Rep. Anna G. Eshoo (D-Calif.), Ranking Member of the Energy and Commerce Subcommittee on Communications and Technology, and Rep. Edward J. Markey (D-Mass.), senior member of the Energy and Commerce Committee and former chairman of the Communications, Technology and the Internet Subcommittee, released the following statements in response to the new effort announced today by the Federal Communications Commission (FCC), law enforcement agencies, and the major wireless companies to address the increasing problem of cell phone theft. A recent study by Norton indicated that one in three individuals experience cell phone loss or theft, and a Symantec study of 50 Android phones in major cities found that more than 95 percent of people who found missing phones tried to access sensitive personal information.
Last month, Rep. Markey joined Reps. Henry A. Waxman (D-Calif.) and Anna G. Eshoo (D-Calif.) in sending letters to nineteen carriers, handset manufacturers, and operating system developers seeking information on how they address cell phone theft.
"Today, theft of a cell phone means more than just having to buy a new one," said Rep. Eshoo. "Consumers are relying on their mobile devices for far more than just making calls. A cell phone in the hands of a thief could expose sensitive financial information, confidential contacts, or even a consumer's personal schedule. Imagine a criminal abducting a child because they had access to the exact time and place the parent is supposed to pick them up, or a fraudster racking up debt on stolen credit card information programmed into a mobile app. When a thief swipes a mobile device, it's a major breach of personal privacy, a threat, and can wreak havoc. The FCC's planned database takes a smart approach to mitigate theft of cell phones by utilizing the latest mobile technologies and partnering with wireless carriers."
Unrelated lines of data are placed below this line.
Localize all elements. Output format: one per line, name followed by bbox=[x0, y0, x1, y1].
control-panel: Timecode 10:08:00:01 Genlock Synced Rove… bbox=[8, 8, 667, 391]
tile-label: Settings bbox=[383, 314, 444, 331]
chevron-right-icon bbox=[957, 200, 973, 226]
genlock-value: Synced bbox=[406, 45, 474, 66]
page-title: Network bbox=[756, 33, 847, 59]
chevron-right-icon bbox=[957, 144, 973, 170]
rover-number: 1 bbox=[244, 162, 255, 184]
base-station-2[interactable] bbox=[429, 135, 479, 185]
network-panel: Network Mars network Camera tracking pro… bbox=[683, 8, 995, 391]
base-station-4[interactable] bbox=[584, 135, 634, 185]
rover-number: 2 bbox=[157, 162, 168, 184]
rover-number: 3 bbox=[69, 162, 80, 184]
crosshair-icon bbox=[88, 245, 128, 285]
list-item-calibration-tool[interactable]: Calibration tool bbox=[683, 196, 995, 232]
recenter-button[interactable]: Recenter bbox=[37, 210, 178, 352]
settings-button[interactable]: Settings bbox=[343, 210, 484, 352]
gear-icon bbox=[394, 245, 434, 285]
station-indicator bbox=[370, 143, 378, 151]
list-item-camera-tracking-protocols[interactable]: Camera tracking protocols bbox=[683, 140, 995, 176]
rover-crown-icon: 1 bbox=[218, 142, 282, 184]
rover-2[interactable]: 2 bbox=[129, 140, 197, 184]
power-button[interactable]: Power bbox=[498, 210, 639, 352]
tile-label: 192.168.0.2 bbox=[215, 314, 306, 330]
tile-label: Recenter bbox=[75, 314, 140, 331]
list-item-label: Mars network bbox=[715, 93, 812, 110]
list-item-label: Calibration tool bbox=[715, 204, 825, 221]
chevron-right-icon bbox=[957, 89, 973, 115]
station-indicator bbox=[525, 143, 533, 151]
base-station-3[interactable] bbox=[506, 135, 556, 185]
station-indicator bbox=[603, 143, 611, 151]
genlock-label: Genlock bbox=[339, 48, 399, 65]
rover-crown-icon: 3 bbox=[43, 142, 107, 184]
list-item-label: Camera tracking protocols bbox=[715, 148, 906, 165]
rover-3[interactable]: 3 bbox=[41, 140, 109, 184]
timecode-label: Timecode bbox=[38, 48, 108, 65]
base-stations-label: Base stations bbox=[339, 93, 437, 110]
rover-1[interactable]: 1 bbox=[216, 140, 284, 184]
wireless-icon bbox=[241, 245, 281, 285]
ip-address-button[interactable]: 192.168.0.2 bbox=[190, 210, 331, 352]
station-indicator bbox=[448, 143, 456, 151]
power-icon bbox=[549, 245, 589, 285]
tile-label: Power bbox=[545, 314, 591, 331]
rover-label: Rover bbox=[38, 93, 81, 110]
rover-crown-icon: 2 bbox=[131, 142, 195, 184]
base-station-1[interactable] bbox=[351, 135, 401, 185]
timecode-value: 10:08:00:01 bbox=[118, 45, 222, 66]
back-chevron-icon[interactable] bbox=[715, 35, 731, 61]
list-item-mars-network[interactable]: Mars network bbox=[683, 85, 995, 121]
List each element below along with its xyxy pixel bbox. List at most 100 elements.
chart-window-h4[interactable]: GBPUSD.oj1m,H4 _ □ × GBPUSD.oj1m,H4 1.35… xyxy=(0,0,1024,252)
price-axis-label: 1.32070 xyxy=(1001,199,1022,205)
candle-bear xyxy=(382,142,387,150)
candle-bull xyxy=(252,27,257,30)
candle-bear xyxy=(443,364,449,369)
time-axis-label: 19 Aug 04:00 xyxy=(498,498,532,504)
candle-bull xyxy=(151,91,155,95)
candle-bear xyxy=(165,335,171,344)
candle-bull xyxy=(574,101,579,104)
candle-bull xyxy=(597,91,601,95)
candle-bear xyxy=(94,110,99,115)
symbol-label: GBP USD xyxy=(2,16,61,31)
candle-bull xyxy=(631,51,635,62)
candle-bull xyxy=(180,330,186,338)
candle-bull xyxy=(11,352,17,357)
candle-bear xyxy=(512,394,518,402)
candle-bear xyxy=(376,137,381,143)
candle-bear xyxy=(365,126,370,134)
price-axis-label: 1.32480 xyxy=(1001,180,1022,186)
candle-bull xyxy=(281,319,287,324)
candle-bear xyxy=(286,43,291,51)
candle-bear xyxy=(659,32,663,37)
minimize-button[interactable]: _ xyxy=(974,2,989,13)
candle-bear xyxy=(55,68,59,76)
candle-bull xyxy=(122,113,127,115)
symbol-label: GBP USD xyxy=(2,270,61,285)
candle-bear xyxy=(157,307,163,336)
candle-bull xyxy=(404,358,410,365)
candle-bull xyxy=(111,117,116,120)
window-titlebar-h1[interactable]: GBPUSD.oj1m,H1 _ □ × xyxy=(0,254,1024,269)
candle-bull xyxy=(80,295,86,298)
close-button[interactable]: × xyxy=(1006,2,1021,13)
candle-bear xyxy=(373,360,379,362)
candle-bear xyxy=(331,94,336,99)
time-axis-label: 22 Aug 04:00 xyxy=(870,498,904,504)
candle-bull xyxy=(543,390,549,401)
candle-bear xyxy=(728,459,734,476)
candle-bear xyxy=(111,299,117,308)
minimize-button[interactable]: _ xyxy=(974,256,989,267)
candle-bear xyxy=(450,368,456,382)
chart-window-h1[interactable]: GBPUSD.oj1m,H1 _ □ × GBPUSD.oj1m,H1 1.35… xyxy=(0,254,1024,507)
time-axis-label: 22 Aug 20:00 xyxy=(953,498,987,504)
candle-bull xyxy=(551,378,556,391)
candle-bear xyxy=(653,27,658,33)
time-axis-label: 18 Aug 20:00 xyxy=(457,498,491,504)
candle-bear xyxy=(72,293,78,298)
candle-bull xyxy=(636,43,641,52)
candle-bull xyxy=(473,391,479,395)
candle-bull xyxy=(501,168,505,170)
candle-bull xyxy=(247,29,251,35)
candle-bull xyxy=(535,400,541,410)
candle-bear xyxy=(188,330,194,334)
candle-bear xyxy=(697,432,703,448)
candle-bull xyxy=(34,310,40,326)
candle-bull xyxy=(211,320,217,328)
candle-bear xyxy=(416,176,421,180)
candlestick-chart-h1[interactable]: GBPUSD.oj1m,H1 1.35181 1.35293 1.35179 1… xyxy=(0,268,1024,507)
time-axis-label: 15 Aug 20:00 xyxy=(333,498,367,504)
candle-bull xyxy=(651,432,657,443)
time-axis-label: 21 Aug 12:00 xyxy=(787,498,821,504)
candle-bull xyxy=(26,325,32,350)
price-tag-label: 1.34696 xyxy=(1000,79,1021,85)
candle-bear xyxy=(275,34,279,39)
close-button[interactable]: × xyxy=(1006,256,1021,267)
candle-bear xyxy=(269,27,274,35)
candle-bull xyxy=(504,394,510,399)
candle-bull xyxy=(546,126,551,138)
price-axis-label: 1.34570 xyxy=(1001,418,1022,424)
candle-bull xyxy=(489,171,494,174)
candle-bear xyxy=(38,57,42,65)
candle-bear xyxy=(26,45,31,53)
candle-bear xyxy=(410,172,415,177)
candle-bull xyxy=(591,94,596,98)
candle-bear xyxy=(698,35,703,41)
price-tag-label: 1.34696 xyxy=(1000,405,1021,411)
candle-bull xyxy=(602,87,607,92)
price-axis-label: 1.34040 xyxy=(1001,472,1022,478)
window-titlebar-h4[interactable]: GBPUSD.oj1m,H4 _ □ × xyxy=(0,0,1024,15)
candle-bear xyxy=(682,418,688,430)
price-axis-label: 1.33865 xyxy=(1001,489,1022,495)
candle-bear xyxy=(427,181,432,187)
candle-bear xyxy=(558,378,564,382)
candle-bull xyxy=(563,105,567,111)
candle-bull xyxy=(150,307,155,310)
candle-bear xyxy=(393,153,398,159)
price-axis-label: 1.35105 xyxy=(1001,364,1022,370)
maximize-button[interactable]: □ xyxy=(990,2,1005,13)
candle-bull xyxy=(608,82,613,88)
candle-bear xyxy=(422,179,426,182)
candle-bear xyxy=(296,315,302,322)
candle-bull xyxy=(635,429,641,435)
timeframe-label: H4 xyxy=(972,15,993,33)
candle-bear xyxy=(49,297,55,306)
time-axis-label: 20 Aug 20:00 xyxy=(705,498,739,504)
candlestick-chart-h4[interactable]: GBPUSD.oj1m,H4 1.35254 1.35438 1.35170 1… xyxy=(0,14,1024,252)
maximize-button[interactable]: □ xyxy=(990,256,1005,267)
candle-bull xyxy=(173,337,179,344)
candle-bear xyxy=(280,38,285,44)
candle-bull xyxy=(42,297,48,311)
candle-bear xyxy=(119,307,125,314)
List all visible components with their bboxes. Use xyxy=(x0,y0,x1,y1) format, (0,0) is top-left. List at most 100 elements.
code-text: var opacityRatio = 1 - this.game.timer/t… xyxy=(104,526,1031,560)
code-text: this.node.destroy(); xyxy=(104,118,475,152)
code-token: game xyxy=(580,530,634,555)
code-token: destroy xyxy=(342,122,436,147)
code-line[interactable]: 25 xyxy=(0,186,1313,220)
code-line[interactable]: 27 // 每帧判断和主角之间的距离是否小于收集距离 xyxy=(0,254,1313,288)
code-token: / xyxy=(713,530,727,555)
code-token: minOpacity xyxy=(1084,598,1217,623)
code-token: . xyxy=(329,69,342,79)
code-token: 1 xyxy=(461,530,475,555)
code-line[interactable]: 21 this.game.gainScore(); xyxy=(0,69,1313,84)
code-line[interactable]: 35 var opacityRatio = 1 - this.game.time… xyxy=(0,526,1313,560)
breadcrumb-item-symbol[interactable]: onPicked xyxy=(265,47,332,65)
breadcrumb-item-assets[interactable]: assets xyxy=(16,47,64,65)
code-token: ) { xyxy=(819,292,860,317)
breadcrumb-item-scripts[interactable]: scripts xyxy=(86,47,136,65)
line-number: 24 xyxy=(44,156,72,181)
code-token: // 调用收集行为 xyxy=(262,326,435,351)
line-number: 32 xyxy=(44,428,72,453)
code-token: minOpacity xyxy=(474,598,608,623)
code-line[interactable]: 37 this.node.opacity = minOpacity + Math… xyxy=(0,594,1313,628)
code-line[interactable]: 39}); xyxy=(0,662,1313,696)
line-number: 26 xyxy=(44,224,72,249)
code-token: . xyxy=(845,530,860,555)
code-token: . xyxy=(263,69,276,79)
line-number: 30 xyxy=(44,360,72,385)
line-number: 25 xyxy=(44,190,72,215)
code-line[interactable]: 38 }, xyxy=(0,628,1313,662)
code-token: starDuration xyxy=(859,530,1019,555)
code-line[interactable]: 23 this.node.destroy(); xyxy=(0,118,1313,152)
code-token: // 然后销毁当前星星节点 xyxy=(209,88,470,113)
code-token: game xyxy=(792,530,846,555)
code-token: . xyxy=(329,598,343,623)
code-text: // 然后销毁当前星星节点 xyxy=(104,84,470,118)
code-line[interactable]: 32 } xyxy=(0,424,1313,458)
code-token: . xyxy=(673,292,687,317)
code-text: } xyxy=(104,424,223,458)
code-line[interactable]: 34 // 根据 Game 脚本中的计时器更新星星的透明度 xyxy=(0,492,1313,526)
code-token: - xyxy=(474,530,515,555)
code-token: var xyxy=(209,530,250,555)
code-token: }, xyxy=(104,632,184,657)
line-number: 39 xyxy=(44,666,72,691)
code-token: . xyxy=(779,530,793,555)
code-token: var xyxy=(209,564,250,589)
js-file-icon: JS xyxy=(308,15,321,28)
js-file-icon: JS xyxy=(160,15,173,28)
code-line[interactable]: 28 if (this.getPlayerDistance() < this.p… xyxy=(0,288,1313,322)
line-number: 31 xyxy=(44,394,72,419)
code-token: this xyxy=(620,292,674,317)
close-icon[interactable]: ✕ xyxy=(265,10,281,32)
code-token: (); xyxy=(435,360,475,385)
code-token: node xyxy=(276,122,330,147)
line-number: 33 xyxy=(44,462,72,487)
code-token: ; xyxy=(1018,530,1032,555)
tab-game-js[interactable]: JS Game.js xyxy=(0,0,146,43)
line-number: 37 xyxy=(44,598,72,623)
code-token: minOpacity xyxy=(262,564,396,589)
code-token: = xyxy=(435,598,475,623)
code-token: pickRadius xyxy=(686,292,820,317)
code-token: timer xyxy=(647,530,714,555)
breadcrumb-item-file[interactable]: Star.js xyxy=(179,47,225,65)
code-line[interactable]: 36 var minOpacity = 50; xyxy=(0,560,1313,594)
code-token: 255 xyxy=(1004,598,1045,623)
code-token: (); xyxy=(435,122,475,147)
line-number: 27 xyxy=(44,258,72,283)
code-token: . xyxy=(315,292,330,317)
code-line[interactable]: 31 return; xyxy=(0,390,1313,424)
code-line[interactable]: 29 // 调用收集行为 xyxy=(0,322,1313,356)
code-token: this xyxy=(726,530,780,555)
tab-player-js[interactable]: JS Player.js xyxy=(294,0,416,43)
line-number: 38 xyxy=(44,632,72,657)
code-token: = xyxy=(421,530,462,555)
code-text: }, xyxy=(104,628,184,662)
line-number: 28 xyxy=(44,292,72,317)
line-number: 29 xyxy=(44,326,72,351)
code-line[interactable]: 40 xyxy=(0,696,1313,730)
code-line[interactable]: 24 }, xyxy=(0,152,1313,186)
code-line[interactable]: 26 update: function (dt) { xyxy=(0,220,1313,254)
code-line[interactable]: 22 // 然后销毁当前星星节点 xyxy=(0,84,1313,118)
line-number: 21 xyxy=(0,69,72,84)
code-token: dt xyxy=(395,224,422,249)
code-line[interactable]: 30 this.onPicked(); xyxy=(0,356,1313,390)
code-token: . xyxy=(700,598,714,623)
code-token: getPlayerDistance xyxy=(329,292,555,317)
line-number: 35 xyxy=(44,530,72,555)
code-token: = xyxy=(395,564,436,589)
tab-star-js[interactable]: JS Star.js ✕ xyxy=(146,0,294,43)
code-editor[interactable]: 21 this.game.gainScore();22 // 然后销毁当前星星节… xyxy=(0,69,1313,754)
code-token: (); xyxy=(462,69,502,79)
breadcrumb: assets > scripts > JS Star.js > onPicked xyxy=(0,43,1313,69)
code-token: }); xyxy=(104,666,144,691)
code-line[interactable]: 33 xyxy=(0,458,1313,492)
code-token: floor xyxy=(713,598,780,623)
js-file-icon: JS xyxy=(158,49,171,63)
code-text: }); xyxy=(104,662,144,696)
"I commend the FCC for its leadership in coordinating this new effort to address the rising tide of mobile device theft," said Rep. Markey. "I also commend the participating wireless companies for their good corporate citizenship and commitment to protect consumers, who are too often further victimized with the theft of sensitive information located on stolen cell phones. Consumers use their mobile devices to communicate and connect, but they also should be able to permanently disconnect devices to prevent them from being further compromised. I look forward to receiving the responses from the companies we queried and continuing to work with my colleagues on this important issue."